Monday 9 September 2013

Leaving TO, Becoming Rural Folk

We loaded up a 24-foot Uhaul truck and, with it filled to the brim, bolted to the 401 in hopes that we would beat rush hour. We got caught up in accident traffic just the same and that had us lumbering along for the first hour of the drive before the frenzied pace began, the truck swaying in the current of passing semis, until soon we reached the more leisurely stretch toward Frontenac. We got in around sunset, unloaded what we could until sometime around midnight, at which point we called it a day.

We woke up the next morning rural folk. The sunrises are generally beautiful here.  But we did not take a leisurely breakfast on the porch that first morning. We got back to unpacking. And hammering nails, and calling farmers and feed dealers and custom ploughers.

After a long second day of unloading countless boxes, the burden of a hectic urban routine fading, the stillness struck me and a fear set in. It was mostly neuroses, but it went deep. The question “What on earth am I doing?” which I'd asked myself in a flippant tone many times before the move, suddenly weighed a ton. Bell (the phone company) revealed, after bouncing us from department to department and giving contradictory information, that, though they had confirmed weeks before that they would be installing our internet connection at the new residence, it turned out they didn't actually offer service where we were now.

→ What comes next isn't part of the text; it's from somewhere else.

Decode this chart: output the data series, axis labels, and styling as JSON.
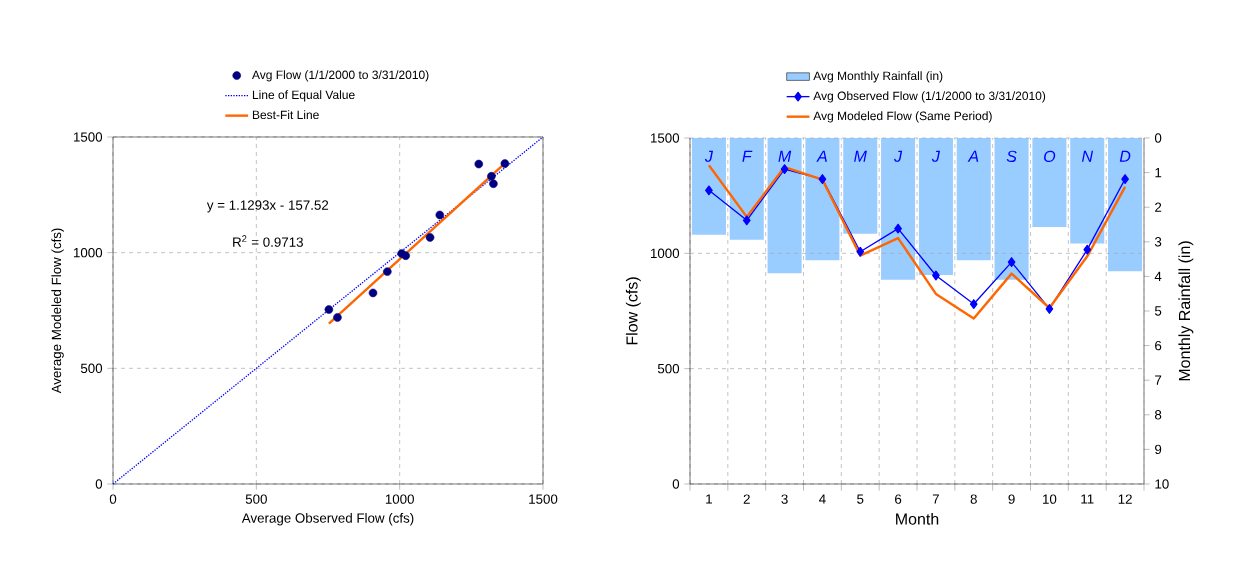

I read Thomas Pollack's War in the Country recently, which reveals much about the divisions between rural and urban Canada and the fact that the “country” is increasingly forgotten because it is seen as dying and irrelevant. This news furthered the revelation that only cities matter (I should point out that since then I have been recommended a few providers that are quite competitive and widely used where I am. It's not really out of range of the internet.)

But the fear of having grossly miscalculated on my life change still creeps in every day. For a little while that evening, I felt a dread at the image of myself 10 years from now – a sloppy yokel with junk piling up in the yard. 

Despite the general anxiety of living in a new place (which, in my experience, tends to be full of exaggeration and worst-case scenario creation) we are in a community that seems to value community. While we are in a politically conservative rural riding, where anti-government and anti-urban sentiment are not uncommon, and a smattering of xenophobia and homophobia exists, people here are mostly friendly, approachable and laid-back. There is a spirit of the back-to-the-lander movement, though nobody likes that term except me.

It's a place where, if you go up and knock on a stranger's door because someone told you she would be a good resource for learning about raising sheep, you will be greeted with only mild caution and then within seconds a warm conversation will have begun and before you know it, she will have given an hour of her time to explain her methods and happily put you in touch with several friends who can help further. And then the friends recommend more contacts. And suddenly you have learned a great deal about sheep and you sense that soon enough you will have landed a small herd because someone will connect you to a breeder who has none at the moment but who knows someone who does and will be happy to connect you.

I am encouraged to see signs of community. In the evenings, of course, I am reminded of the fact that I'm far from the distractions of the city.  I'm far from grocery stores, coffee shops, pubs, neon. The traffic zips by on the highway a few hundred metres away in one long strand and otherwise, it is quiet.